To: Little Joe who wrote (150279)11/15/2010 5:14:41 PM
From: epicure  Respond to of 543140
 
I can tell you how.

Boarding schools.

Dysfunction is bred in to some families. I don't "blame" them- because blame won't help. But to break the cycle you either need to educate the entire family (too expensive, I think) or make sure the kids are raised by functional adults. I think that is the only way.

On top of that, schools probably need to become more than they are. They probably need to become safe, nurturing places for school after care, in cities where there are large problems with family "culture". Because not everyone may choose to agree with boarding school, and we cannot really stand the waste of generations of children raised in poverty just because their parent or parents won't agree to a certain solution.

I think the federal government will have to step in (and have the balls to step in with authority) and overturn generations of corruption in some schools. And that means tenure will need to be attacked- despite what the unions might want. I don't want the unions destroyed, as a teacher they have been very helpful to me when I ran in to a bad health problem in my classroom (twice) and the administration would do nothing. The union got my classroom air tested (in one case) and my room cleaned up within a day- before my students arrived to be subjected to noxious fumes. It's good to have an organization like that out there- but we do need to do something about the bad teachers in impoverished areas. However, once you get rid of those people, you need to find others to take their place- combat pay for the inner cities is the way, I think.

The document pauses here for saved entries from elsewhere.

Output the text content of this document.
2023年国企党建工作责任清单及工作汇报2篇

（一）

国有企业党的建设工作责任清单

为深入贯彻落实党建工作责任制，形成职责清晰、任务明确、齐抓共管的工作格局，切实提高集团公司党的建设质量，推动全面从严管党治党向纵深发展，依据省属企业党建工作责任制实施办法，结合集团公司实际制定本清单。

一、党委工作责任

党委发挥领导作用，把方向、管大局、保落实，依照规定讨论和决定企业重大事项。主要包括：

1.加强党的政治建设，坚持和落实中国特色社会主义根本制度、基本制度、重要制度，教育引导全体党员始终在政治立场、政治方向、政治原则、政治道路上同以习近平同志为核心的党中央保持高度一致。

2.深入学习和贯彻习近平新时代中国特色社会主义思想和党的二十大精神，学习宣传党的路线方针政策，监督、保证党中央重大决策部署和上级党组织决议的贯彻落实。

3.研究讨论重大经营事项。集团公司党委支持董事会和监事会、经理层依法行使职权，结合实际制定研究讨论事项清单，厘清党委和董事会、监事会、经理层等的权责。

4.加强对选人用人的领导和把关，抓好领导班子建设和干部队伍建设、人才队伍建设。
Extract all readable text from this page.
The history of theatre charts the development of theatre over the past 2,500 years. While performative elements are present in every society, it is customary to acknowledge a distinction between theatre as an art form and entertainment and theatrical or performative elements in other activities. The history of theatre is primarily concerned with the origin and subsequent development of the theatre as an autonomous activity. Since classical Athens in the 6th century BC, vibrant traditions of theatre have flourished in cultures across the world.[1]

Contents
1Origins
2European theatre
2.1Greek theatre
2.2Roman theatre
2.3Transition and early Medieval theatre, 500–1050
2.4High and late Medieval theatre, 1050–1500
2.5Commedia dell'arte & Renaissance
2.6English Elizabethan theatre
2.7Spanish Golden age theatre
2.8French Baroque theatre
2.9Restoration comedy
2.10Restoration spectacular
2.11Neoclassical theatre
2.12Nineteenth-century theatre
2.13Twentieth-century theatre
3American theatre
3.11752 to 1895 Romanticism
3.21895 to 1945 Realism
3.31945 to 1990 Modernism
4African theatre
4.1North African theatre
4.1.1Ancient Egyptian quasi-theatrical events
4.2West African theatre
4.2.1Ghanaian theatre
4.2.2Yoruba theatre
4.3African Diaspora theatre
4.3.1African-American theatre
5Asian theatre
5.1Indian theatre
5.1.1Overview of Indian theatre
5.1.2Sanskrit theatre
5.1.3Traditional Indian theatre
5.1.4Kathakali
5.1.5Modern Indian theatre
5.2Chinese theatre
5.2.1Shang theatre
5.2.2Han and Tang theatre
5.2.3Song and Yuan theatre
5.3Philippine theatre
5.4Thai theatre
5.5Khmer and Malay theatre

And we need outside oversight in the inner cities- so that the poor infrastructure that is there doesn't overwhelm the new blood we want to send there.

Public schools can do a lot- and I think they could change America for the better. There are many wonderful dedicated teachers in America- most of them, though, choose to teach in suburban schools, and why not? It's where most of the best teachers live. To get people who are talented to risk their lives, and to endure the frustration teaching in our inner cities would entail, we will need to bribe most people- not all- but most. And that's ok with me.

But it would help if a big part of our society didn't keep trying to kill the public schools. Public schools are important because in our fractured and polarized world they give us a common base. If we allow people to segregate their children, at federal expense, from the time they are in kindergarten, we are defeating one of the great purposes of public education. To force people of very different backgrounds to come together for a common purpose. I can't see how allowing more segregation in our society is a Good Thing. IMO the ends do not justify the means in this case. The real solution to America's public school problems is to tackle the problems state by state and school by school, and make all the schools in America schools we could be proud of. We can do it. We are still a country that can do just about anything- but we have to have a plan, and a desire to make all the schools better. We'd also need to be willing to spend more money in certain places- because solutions to large, systemic problems often cost money. That's just the way it is. Bitching about the money that has been wasted does no good. That money is gone, but the problems remain. And we need to put in place a plan that might take a generation to bring to fruition. Our problems weren't created in a day, or a year, and then won't be fixed overnight.

On top of that, we have a culture of hating education even (ironically) from some of the educated (but of course many of the media personalities who hate education are, in fact, poorly educated- can you say the Fox and the Grapes?). This whole "elitism" thing in America is ridiculous. Elitism is a great thing. It's true, it sucks to be a little uneducated peon when people on wall street who are "educated" are making big bucks, and sure, that rankles, but taking it out on the educated, and despising education, or claiming all education is some sort of liberal conspiracy, is unhelpful. I'm not a fan of basketweaving classes, or ethnic studies- but most college classes have quite a bit of value, and to encourage the uneducated to think there's something wrong with being educated is doing a disservice to our society. Believe me, they aren't talking this way about education in China and India. Everyone there WANTS to be elite. They know it's a good thing to be elite. That's quite a positive for their cultures, imo.

Will Americans be able to step up and do what's necessary to fix the culture of education for the poor and uneducated? I don't know. But I do know we could do it if we tried, and if it was a priority. I do not know if we have the will for that, though.